There are three mega problems with hydrogen:

  • Production (expensive, inefficient, hydrogen is manufactured from fossil fuels)

  • Storage (hydrogen is the houdini of elements)

  • Fuel cells (expensive and short life times)

Hydrogen is in fact a petrochemical (or fossil-based chemical) just like ammonia. Ammonia is a petrochemical, because it is made of nitrogen and hydrogen, and hydrogen is manufactured from natural gas. 

Some other problems associated with hydrogen-fuelled cars include:

  • It is obvious that the well to wheels efficiency is worse for FC cars than for diesel or gasoline cars.

  • Car manufacturers have mostly abandoned the idea of onsite H2 reformers (an example of chemically bonded hydride NaBH4 is given here). Hydrogen should be stored in pure form either as liquid or pressurized.

  • It takes a lot of energy to store or transfer hydrogen. Hydrogen leaks, which lessens the efficiency and is an environmental problem.

  • Urban pollution may be reduced, but overall CO2 emissions probably increase.

  • Electrolysis to hydrogen using wind power or solar power may sound like a good idea.

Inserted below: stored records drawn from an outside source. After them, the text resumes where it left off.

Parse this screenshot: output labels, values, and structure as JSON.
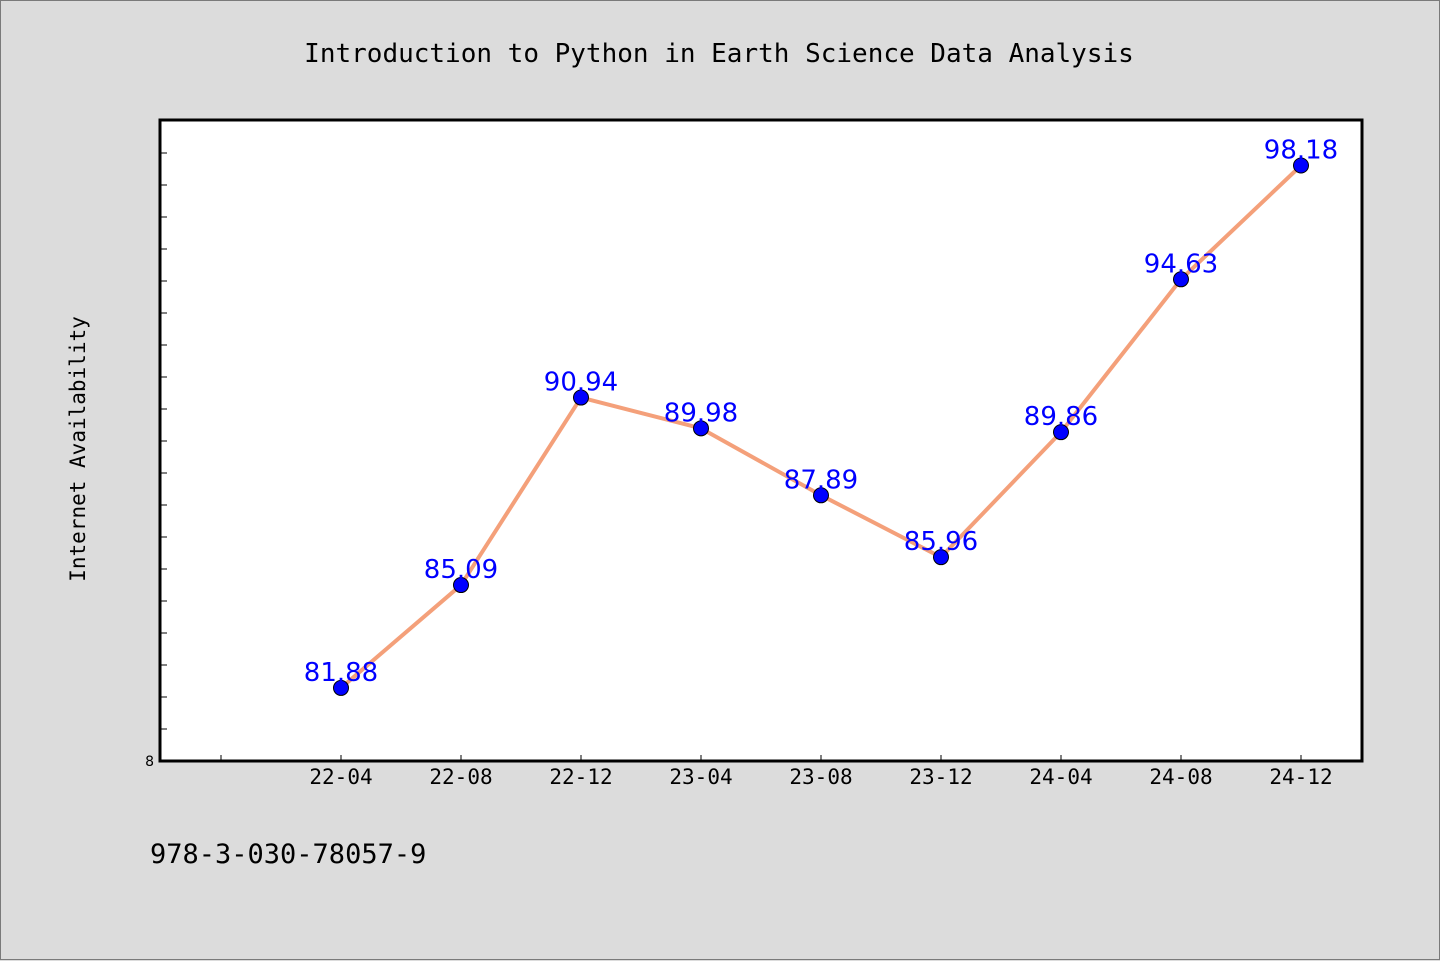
{
  "chart_data": {
    "type": "line",
    "title": "Introduction to Python in Earth Science Data Analysis",
    "xlabel": "",
    "ylabel": "Internet Availability",
    "categories": [
      "22-04",
      "22-08",
      "22-12",
      "23-04",
      "23-08",
      "23-12",
      "24-04",
      "24-08",
      "24-12"
    ],
    "series": [
      {
        "values": [
          81.88,
          85.09,
          90.94,
          89.98,
          87.89,
          85.96,
          89.86,
          94.63,
          98.18
        ]
      }
    ],
    "y_tick_labels": [
      "8"
    ],
    "ylim": [
      79.6,
      99.6
    ],
    "grid": false,
    "colors": {
      "line": "#f4a07a",
      "marker": "#0000ff",
      "data_label": "#0000ff",
      "plot_bg": "#ffffff",
      "page_bg": "#dcdcdc"
    }
  },
  "footer": {
    "isbn": "978-3-030-78057-9"
  }
}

However, electrolysis is very inefficient way producing hydrogen, and solar and wind power should be used to replace electricity from coal-fired power plants.

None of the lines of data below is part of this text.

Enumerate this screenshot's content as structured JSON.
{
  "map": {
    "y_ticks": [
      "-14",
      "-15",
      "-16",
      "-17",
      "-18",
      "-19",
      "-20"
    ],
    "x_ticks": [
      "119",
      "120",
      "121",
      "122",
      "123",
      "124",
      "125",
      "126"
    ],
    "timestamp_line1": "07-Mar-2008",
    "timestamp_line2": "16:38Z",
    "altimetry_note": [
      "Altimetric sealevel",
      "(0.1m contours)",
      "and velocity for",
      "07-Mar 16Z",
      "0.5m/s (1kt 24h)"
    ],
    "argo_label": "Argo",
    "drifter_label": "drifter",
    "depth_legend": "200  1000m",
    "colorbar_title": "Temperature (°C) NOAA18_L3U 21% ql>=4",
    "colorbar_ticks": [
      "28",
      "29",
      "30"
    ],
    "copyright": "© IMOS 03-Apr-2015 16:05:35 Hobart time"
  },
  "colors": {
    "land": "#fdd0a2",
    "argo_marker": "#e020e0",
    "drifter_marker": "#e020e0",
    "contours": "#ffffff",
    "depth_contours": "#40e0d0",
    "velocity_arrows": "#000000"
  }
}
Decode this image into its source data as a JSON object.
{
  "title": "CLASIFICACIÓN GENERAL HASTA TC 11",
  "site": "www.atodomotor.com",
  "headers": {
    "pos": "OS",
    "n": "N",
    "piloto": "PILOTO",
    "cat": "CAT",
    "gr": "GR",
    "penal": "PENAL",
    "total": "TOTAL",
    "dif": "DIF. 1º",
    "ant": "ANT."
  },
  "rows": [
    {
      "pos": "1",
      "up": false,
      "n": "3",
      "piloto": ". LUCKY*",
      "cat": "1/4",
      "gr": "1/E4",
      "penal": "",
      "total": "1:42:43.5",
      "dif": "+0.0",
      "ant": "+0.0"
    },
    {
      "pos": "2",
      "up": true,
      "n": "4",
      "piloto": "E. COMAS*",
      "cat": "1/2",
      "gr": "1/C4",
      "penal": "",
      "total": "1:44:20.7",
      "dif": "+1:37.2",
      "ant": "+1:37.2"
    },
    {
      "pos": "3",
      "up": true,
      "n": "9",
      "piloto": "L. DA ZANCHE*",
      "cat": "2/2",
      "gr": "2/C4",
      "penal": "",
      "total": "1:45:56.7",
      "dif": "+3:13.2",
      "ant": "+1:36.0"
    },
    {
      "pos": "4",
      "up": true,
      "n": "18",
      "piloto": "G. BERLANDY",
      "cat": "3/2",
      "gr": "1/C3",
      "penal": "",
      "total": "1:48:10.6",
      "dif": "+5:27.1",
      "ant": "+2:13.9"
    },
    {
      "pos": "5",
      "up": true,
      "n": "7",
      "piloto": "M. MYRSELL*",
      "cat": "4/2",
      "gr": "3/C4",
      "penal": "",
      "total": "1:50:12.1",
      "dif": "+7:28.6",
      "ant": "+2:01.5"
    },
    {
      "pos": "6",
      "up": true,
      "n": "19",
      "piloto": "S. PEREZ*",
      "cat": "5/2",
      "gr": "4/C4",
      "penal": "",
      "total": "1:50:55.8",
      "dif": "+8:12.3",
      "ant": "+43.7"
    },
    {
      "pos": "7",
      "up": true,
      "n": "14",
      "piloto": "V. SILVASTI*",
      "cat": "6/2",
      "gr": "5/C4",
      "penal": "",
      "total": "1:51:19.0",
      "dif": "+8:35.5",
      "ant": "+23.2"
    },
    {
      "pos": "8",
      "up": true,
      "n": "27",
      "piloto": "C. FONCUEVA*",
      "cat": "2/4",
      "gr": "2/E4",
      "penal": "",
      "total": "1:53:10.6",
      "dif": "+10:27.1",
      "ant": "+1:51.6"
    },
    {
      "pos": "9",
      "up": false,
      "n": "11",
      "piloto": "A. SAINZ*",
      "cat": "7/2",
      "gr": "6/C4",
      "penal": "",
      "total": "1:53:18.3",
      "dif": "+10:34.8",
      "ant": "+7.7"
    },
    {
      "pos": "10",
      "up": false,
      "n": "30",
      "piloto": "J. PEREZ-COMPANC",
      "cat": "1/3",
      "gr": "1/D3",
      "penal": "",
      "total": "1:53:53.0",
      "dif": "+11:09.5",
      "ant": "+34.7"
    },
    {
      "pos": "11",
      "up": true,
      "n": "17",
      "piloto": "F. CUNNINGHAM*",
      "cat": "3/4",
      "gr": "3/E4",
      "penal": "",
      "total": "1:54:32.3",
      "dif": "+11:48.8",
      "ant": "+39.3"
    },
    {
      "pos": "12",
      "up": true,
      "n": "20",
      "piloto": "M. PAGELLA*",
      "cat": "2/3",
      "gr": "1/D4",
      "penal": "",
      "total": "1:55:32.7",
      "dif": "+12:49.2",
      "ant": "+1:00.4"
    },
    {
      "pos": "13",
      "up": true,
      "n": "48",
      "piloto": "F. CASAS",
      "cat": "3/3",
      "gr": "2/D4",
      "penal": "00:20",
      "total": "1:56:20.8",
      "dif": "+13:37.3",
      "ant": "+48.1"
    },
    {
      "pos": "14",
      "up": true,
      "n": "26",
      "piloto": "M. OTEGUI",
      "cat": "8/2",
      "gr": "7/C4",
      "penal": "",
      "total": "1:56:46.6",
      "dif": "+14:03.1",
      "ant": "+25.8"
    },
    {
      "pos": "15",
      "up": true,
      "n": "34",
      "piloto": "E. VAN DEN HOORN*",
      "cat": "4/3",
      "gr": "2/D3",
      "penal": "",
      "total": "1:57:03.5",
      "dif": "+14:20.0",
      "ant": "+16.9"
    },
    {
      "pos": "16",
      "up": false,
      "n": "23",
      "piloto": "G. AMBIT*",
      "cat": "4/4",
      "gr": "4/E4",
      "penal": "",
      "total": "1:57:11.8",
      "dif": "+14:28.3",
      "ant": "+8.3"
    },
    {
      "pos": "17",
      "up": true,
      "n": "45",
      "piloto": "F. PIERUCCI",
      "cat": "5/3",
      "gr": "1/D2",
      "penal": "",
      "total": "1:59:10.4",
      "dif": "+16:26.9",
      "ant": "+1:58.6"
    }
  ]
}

So, why do major auto manufacturers pursue hydrogen?

  • Public money available

  • Greenwashing 

  • Disguise. The auto manufaturers do not want tighter fuel efficiency standards. They want governments to believe that there is a technological breaktrough coming that will solve all the problems.

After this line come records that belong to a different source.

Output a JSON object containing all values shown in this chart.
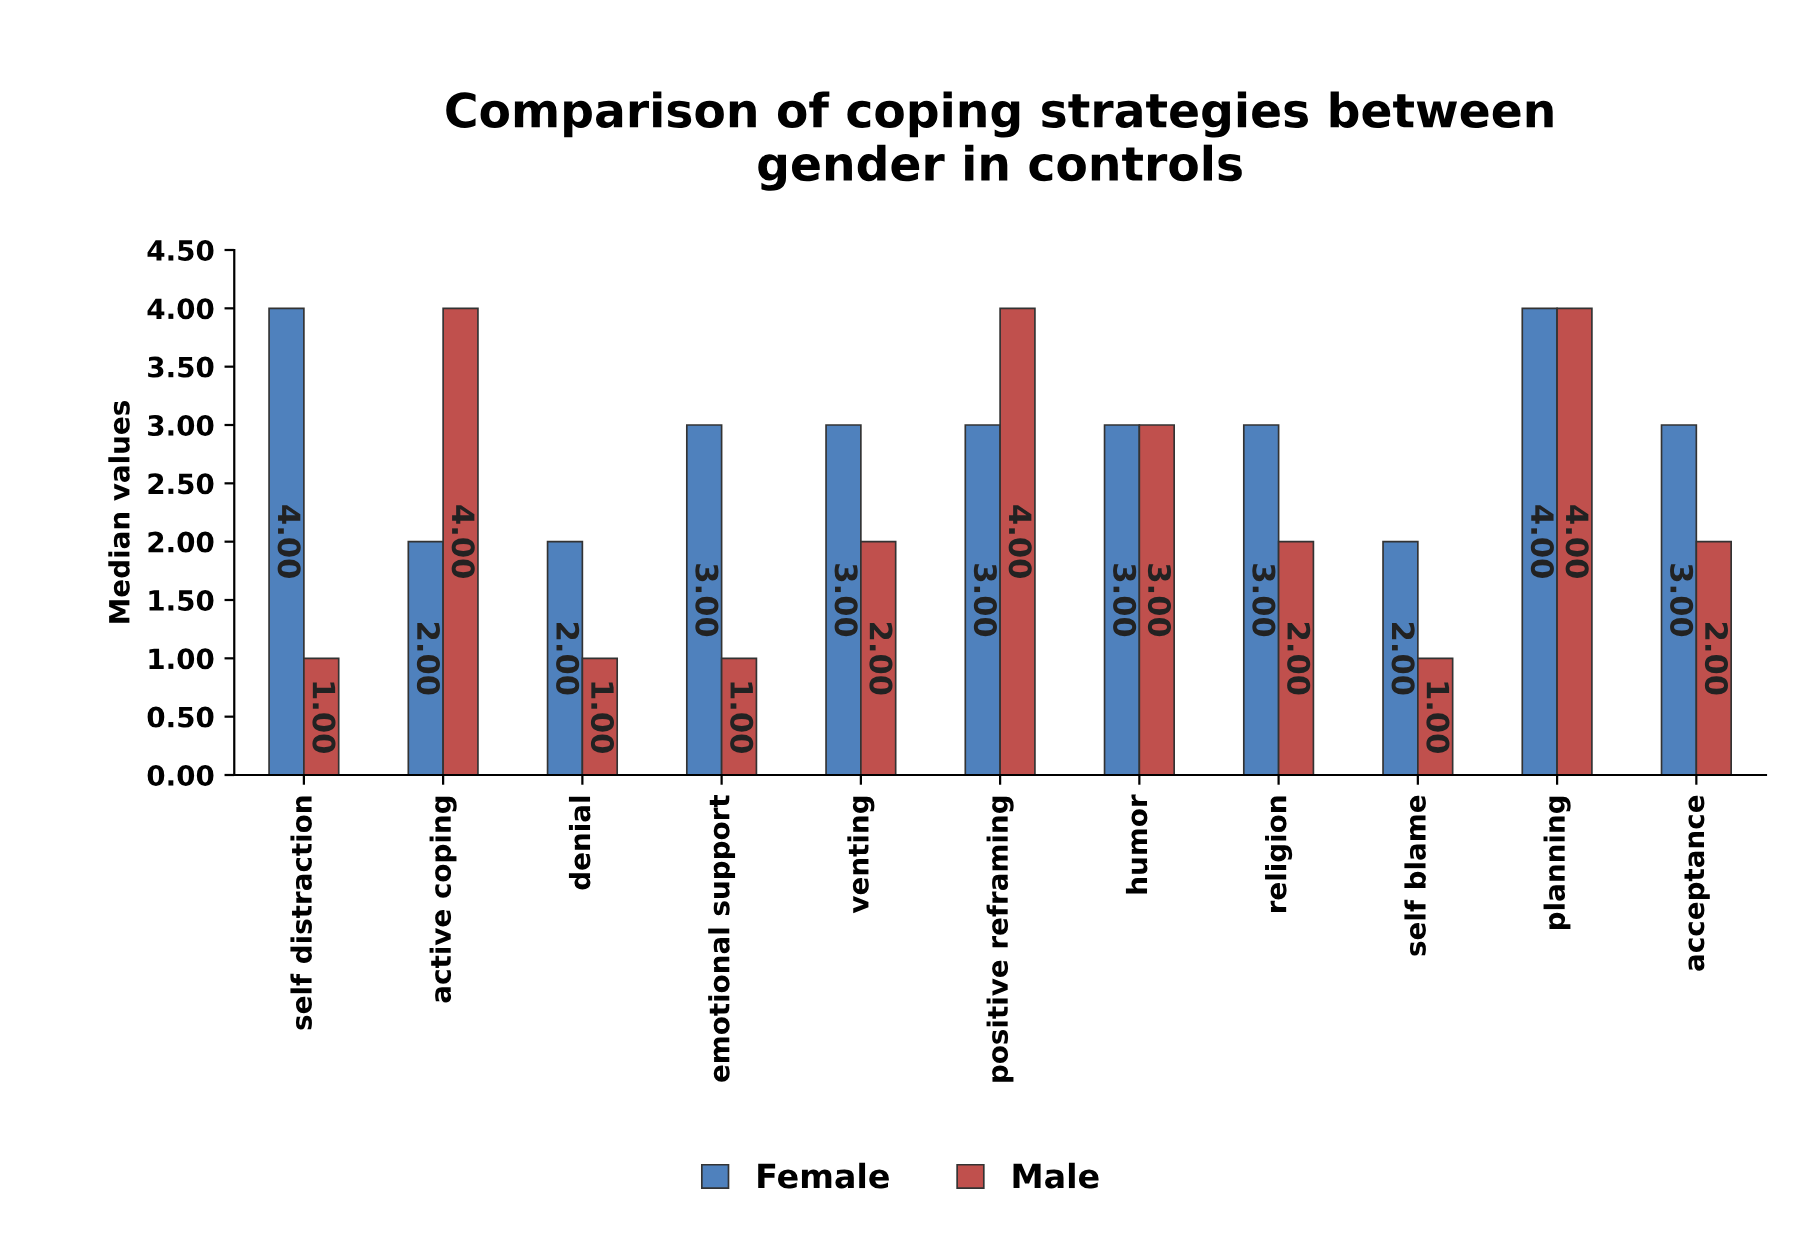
{
  "chart_data": {
    "type": "bar",
    "title": "Comparison of coping strategies between\ngender in controls",
    "ylabel": "Median values",
    "categories": [
      "self distraction",
      "active coping",
      "denial",
      "emotional support",
      "venting",
      "positive reframing",
      "humor",
      "religion",
      "self blame",
      "planning",
      "acceptance"
    ],
    "series": [
      {
        "name": "Female",
        "color": "#4f81bd",
        "values": [
          4,
          2,
          2,
          3,
          3,
          3,
          3,
          3,
          2,
          4,
          3
        ],
        "value_labels": [
          "4.00",
          "2.00",
          "2.00",
          "3.00",
          "3.00",
          "3.00",
          "3.00",
          "3.00",
          "2.00",
          "4.00",
          "3.00"
        ]
      },
      {
        "name": "Male",
        "color": "#c0504d",
        "values": [
          1,
          4,
          1,
          1,
          2,
          4,
          3,
          2,
          1,
          4,
          2
        ],
        "value_labels": [
          "1.00",
          "4.00",
          "1.00",
          "1.00",
          "2.00",
          "4.00",
          "3.00",
          "2.00",
          "1.00",
          "4.00",
          "2.00"
        ]
      }
    ],
    "ylim": [
      0,
      4.5
    ],
    "yticks": [
      {
        "value": 0,
        "label": "0.00"
      },
      {
        "value": 0.5,
        "label": "0.50"
      },
      {
        "value": 1,
        "label": "1.00"
      },
      {
        "value": 1.5,
        "label": "1.50"
      },
      {
        "value": 2,
        "label": "2.00"
      },
      {
        "value": 2.5,
        "label": "2.50"
      },
      {
        "value": 3,
        "label": "3.00"
      },
      {
        "value": 3.5,
        "label": "3.50"
      },
      {
        "value": 4,
        "label": "4.00"
      },
      {
        "value": 4.5,
        "label": "4.50"
      }
    ],
    "grid": false,
    "legend": "bottom"
  }
}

Different sources of hydrogen and different ways to store hydrogen have been proposed. One way is to convert hydrogen (H2) to sodium borohydride (NaBH4) and thus avoid hydrogen tanks in cars. In a car, NaBH4 is reformed to produce hydrogen.

But the production of NaBH4 requires hydrogen and methanol...

  1. Natural gas is steam-reformed to produce synthesis gas (H2+CO).

  2. Synthesis gas is a raw material for methanol (methanol is recycled in the process).

  3. Hydrogen is separated from synthesis gas.

  4. Hydrogen and methanol are used in NaBH4 production.

  5. In addition sodium metal and boric acid (their production is very energy intensive) are needed in NaBH4 production.

  6. NaBH4 is reformed to hydrogen (energy needed).

  7. Finally hydrogen gives energy in fuel cells.

You may fuel a car this way, but it does not sound very efficient. Nor does it sound very economic, because the price of NaBH4 is about US$25/kg.

One kg of NaBH4 contains 106.57 grams H2. That is equivalent to 0.388 liters gasoline.

The only way to deliver hydrogen to a vehicle that makes any sense at all is to chemically bond the hydrogen atoms to carbon atoms, forming a safe and convenient room temperature liquid.

And a liter of it contains 70% more hydrogen than a liter of liquid hydrogen at -252.8 C.

The main problem with hydrogen economy is the hydrogen properties that cannot be changed with political decisions or rhetoric or budget money.

How much FreedomFuel money Bush Administration should give to researchers to increase the liquid density of hydrogen to 700 g/L (tenfold)?